At the end of 2011 the European Commission published a Communication on the future of EU budget support. This Communication introduces important changes, particularly for the EC as a budget support provider. The new Communication obliges the EC to open up its budget support approach to promote, democracy and human rights, alongside the goal of reducing poverty.
It is perhaps no accident that this policy change comes at a time of increasing criticism by member states of the EC’s previous budget support strategy.
While the EC can no longer afford to be ambivalent to democratic governance conditions in recipient countries, tying budget support more strictly to political conditions poses a number of significant challenges.
Four interrelated messages have emerged from our analysis:
- Accounting for the prevailing political conditions in recipient countries in different ways in different budget support operations makes little sense from a purely technical perspective. Yet from a political perspective such an approach is likely to shield the EC from domestic criticism.

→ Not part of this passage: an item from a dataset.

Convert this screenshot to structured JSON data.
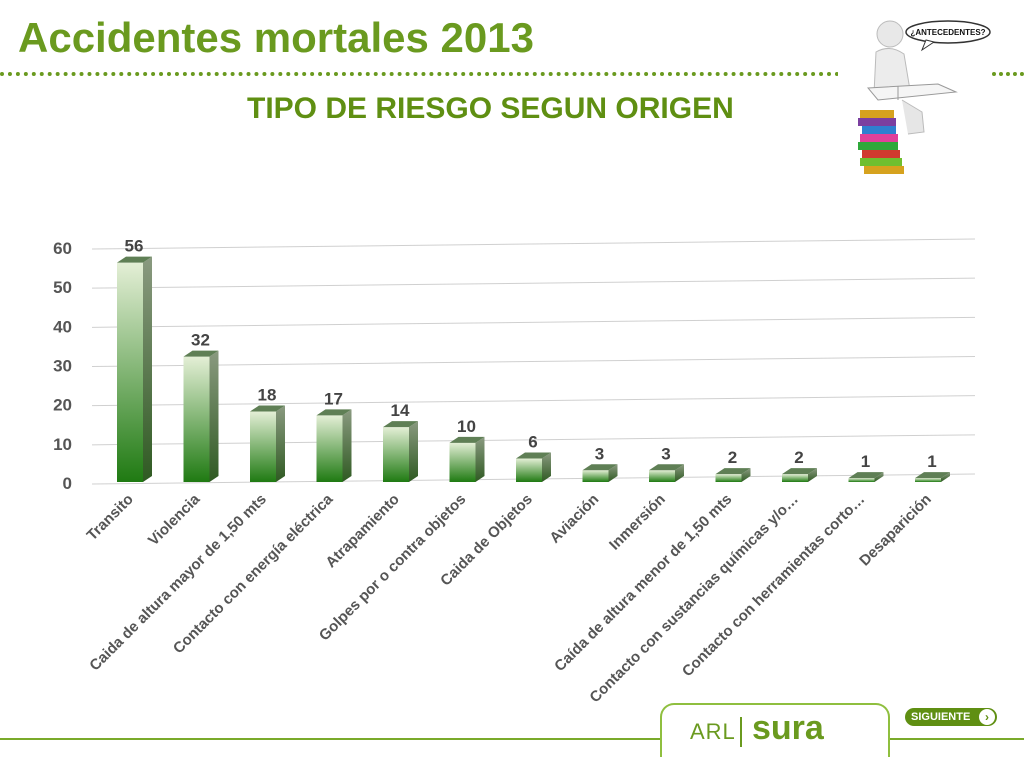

- Currently no clear strategy exists on how budget support can be used to leverage political change and promote democratic governance. There is also ambiguity surrounding criteria for determining if a recipient country can receive budget support.
- If rigid selectivity is pursued the EC faces the challenge of safeguarding its leverage and scope for action, forcing it more closely to the position of the ‘28th European donor’.
- In certain contexts donors can leverage changes in democratic governance, provided they drastically improve on coordination to produce coherent incentives for the recipient government and employ a credible set of sanctions in case of non-compliance. Yet donors do not have a strong track record in doing either of these.